63°F
weather icon Clear

DEBRA SAUNDERS: Two-and-a-half summits

Updated July 6, 2019 - 9:00 pm

WASHINGTON

Ivanka Trump and Jared Kushner, President Donald Trump’s daughter and son-in-law, both trusted White House aides, crossed into North Korea with Trump and strongman Kim Jong Un last Sunday.

And where was national security adviser John Bolton?

The foreign-policy hawk was on his way to Mongolia — which pretty much explains the dynamics that led Trump to become the first sitting U.S. president to set foot in the repressive Hermit Kingdom, with a leader who systematically has starved his own people in his quest to become a world nuclear power. In return for what, exactly?

The big takeaway was a photo op after which Trump and Kim said the two nations would resume negotiations that began in June 2018 when they met for the first time in Singapore. The art of the deal that Trump hailed as culminating in “complete denuclearization” of the Korean peninsula has morphed into the art of the do-over.

To be clear, old-style negotiations with the Democratic People’s Republic of Korea failed to deliver the denuclearization that previous presidents sought. So there is reason to ditch traditional diplomacy.

There is a faction within the administration that wants a “small deal” because this rump sees a sweeping all-or-nothing deal as unobtainable and likely to end in failure. Trump certainly has the right to give that viewpoint a try, should he choose to do so.

But the Trump charm offensive with Kim isn’t likely to lead to world peace. The commander in chief looked like a pushover when he declared victory at that first summit in Singapore which produced a vague agreement dropping language — “verifiable” and “irreversible” denuclearization — that had been standard American asks of North Korea.

That first summit elevated Kim on the world stage. It was a gamble that supporters and optimists framed as a new beginning facilitated by Trump’s willingness to break with convention and meet with an Asian leader ahead of staff negotiations in a nod to cultural differences.

If it worked, the world would see Pyongyang peel back its nuclear capability with an aim toward joining the international community and creating a modern economy.

But all Americans got was a lousy T-shirt — a postcard of a deal with no deliverables, later followed by the Hermit Kingdom’s launch of short-range missiles.

Trump’s decision to cut short a second summit in Hanoi in February showed the world Trump had the backbone to walk out of a bad deal. Yaaay. But then his last-minute Twitter invite to Kim to meet at the DMZ — a gesture that led to the border crossing — shows Trump’s hunger for spectacle can be held at bay for only so long. Many foreign policy wonks are convinced that a good deal is more likely to emerge from talks without Trump than talks with Trump.

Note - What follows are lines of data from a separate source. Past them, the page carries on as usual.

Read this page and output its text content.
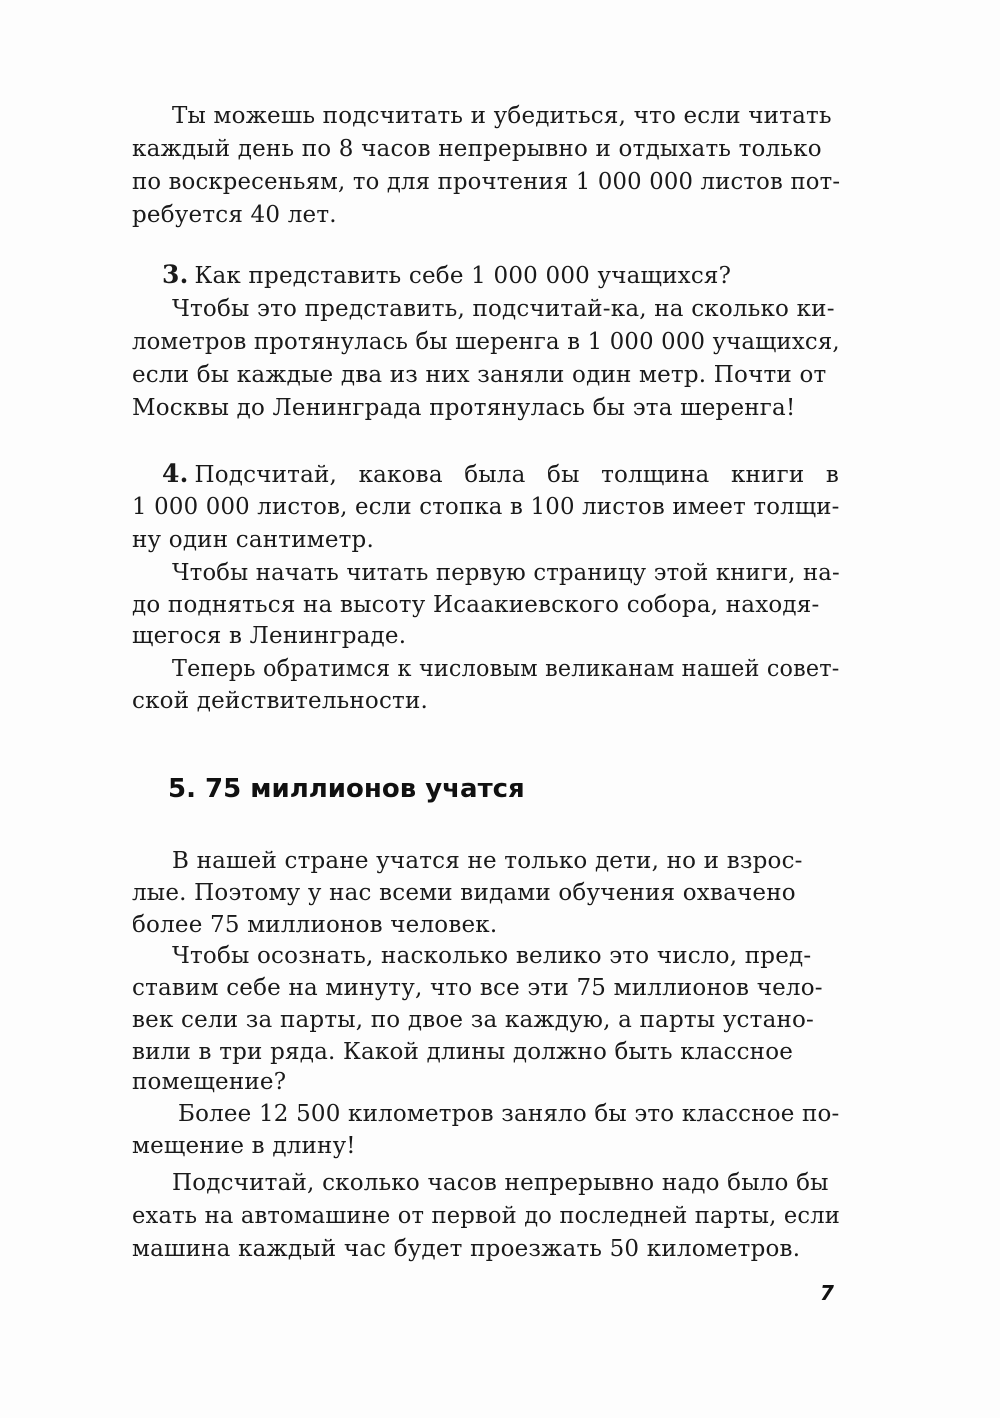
Ты можешь подсчитать и убедиться, что если читать
каждый день по 8 часов непрерывно и отдыхать только
по воскресеньям, то для прочтения 1 000 000 листов пот-
ребуется 40 лет.
3. Как представить себе 1 000 000 учащихся?
Чтобы это представить, подсчитай-ка, на сколько ки-
лометров протянулась бы шеренга в 1 000 000 учащихся,
если бы каждые два из них заняли один метр. Почти от
Москвы до Ленинграда протянулась бы эта шеренга!
4. Подсчитай, какова была бы толщина книги в
1 000 000 листов, если стопка в 100 листов имеет толщи-
ну один сантиметр.
Чтобы начать читать первую страницу этой книги, на-
до подняться на высоту Исаакиевского собора, находя-
щегося в Ленинграде.
Теперь обратимся к числовым великанам нашей совет-
ской действительности.
5. 75 миллионов учатся
В нашей стране учатся не только дети, но и взрос-
лые. Поэтому у нас всеми видами обучения охвачено
более 75 миллионов человек.
Чтобы осознать, насколько велико это число, пред-
ставим себе на минуту, что все эти 75 миллионов чело-
век сели за парты, по двое за каждую, а парты устано-
вили в три ряда. Какой длины должно быть классное
помещение?
Более 12 500 километров заняло бы это классное по-
мещение в длину!
Подсчитай, сколько часов непрерывно надо было бы
ехать на автомашине от первой до последней парты, если
машина каждый час будет проезжать 50 километров.
7
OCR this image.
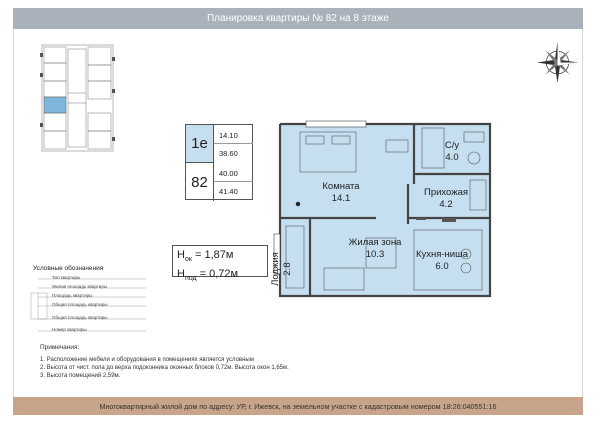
Планировка квартиры № 82 на 8 этаже
1е
82
14.10
38.60
40.00
41.40
$H_{ок} = 1,87м$
$H_{под} = 0,72м$
Комната
14.1
С/у
4.0
Прихожая
4.2
Жилая зона
10.3	Кухня-ниша
6.0
Лоджия 2.8
Условные обозначения
Тип квартиры
Жилая площадь квартиры
Площадь квартиры
Общая площадь квартиры
Общая площадь квартиры
Номер квартиры
Примечания:
1. Расположение мебели и оборудования в помещениях является условным
2. Высота от чист. пола до верха подоконника оконных блоков 0,72м. Высота окон 1,65м.
3. Высота помещений 2,59м.
Многоквартирный жилой дом по адресу: УР, г. Ижевск, на земельном участке с кадастровым номером 18:26:040551:16
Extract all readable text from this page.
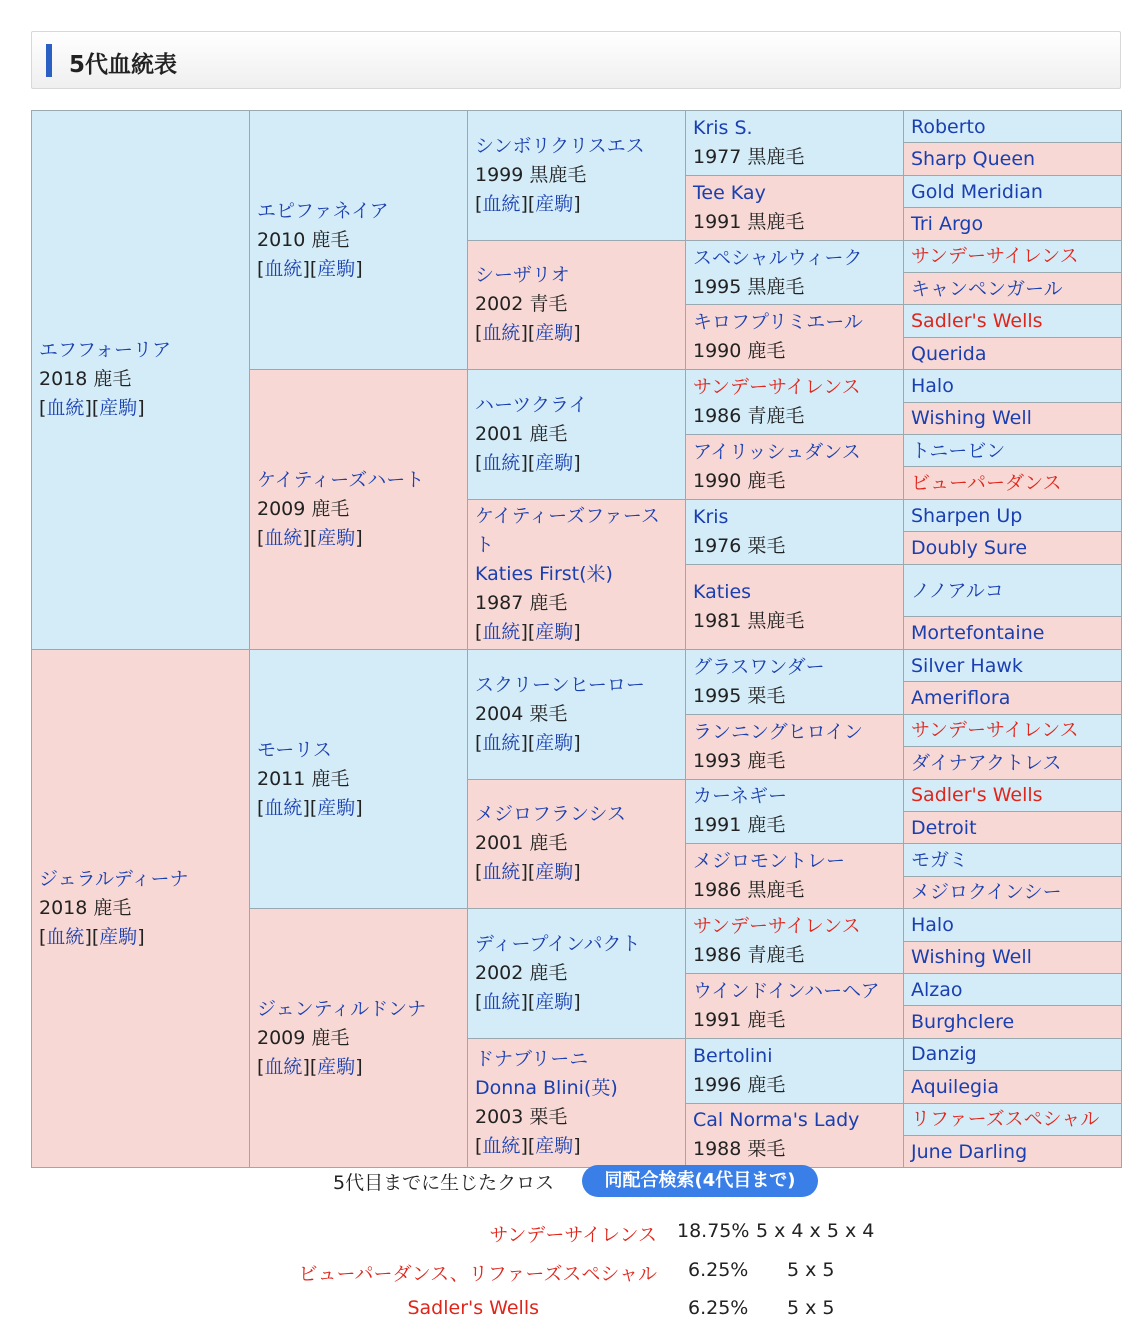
5代血統表
エフフォーリア
2018 鹿毛
[血統][産駒]	エピファネイア
2010 鹿毛
[血統][産駒]	シンボリクリスエス
1999 黒鹿毛
[血統][産駒]	Kris S.
1977 黒鹿毛	Roberto
				Sharp Queen
			Tee Kay
1991 黒鹿毛	Gold Meridian
				Tri Argo
		シーザリオ
2002 青毛
[血統][産駒]	スペシャルウィーク
1995 黒鹿毛	サンデーサイレンス
				キャンペンガール
			キロフプリミエール
1990 鹿毛	Sadler's Wells
				Querida
	ケイティーズハート
2009 鹿毛
[血統][産駒]	ハーツクライ
2001 鹿毛
[血統][産駒]	サンデーサイレンス
1986 青鹿毛	Halo
				Wishing Well
			アイリッシュダンス
1990 鹿毛	トニービン
				ビューパーダンス
		ケイティーズファースト
Katies First(米)
1987 鹿毛
[血統][産駒]	Kris
1976 栗毛	Sharpen Up
				Doubly Sure
			Katies
1981 黒鹿毛	ノノアルコ
				Mortefontaine
ジェラルディーナ
2018 鹿毛
[血統][産駒]	モーリス
2011 鹿毛
[血統][産駒]	スクリーンヒーロー
2004 栗毛
[血統][産駒]	グラスワンダー
1995 栗毛	Silver Hawk
				Ameriflora
			ランニングヒロイン
1993 鹿毛	サンデーサイレンス
				ダイナアクトレス
		メジロフランシス
2001 鹿毛
[血統][産駒]	カーネギー
1991 鹿毛	Sadler's Wells
				Detroit
			メジロモントレー
1986 黒鹿毛	モガミ
				メジロクインシー
	ジェンティルドンナ
2009 鹿毛
[血統][産駒]	ディープインパクト
2002 鹿毛
[血統][産駒]	サンデーサイレンス
1986 青鹿毛	Halo
				Wishing Well
			ウインドインハーヘア
1991 鹿毛	Alzao
				Burghclere
		ドナブリーニ
Donna Blini(英)
2003 栗毛
[血統][産駒]	Bertolini
1996 鹿毛	Danzig
				Aquilegia
			Cal Norma's Lady
1988 栗毛	リファーズスペシャル
				June Darling
5代目までに生じたクロス	同配合検索(4代目まで)
サンデーサイレンス 18.75% 5 x 4 x 5 x 4
ビューパーダンス、リファーズスペシャル 6.25% 5 x 5
Sadler's Wells	6.25% 5 x 5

Trump does not seem to understand the “true nature of the mafia-like” culture that has guided the Kim family, David Maxwell of the Foundation for Defense of Democracies told the Review-Journal.

Perhaps the best example of Trump’s willful blindness came from Hanoi, where Trump told reporters he did not think Kim was aware of the torture inflicted on Otto Warmbier, a University of Virginia student from Ohio whom the regime arrested at Pyongyang International Airport in 2016 and sentenced to 15 years of hard labor after he was found guilty of stealing a propaganda poster.

In 2017, Trump successfully prodded the country to release Warmbier, who by then was blind, unresponsive and paralyzed after enduring 17 months in a North Korean prison. The young man died six days later.

In Hanoi, Trump told reporters he did not hold Kim responsible for the 22-year-old’s suffering and death. “I don’t believe he knew about it,” Trump said. “He tells me that he didn’t know about it, and I will take him at his word.”

Imagine the likely reaction on the right if President Barack Obama had said that.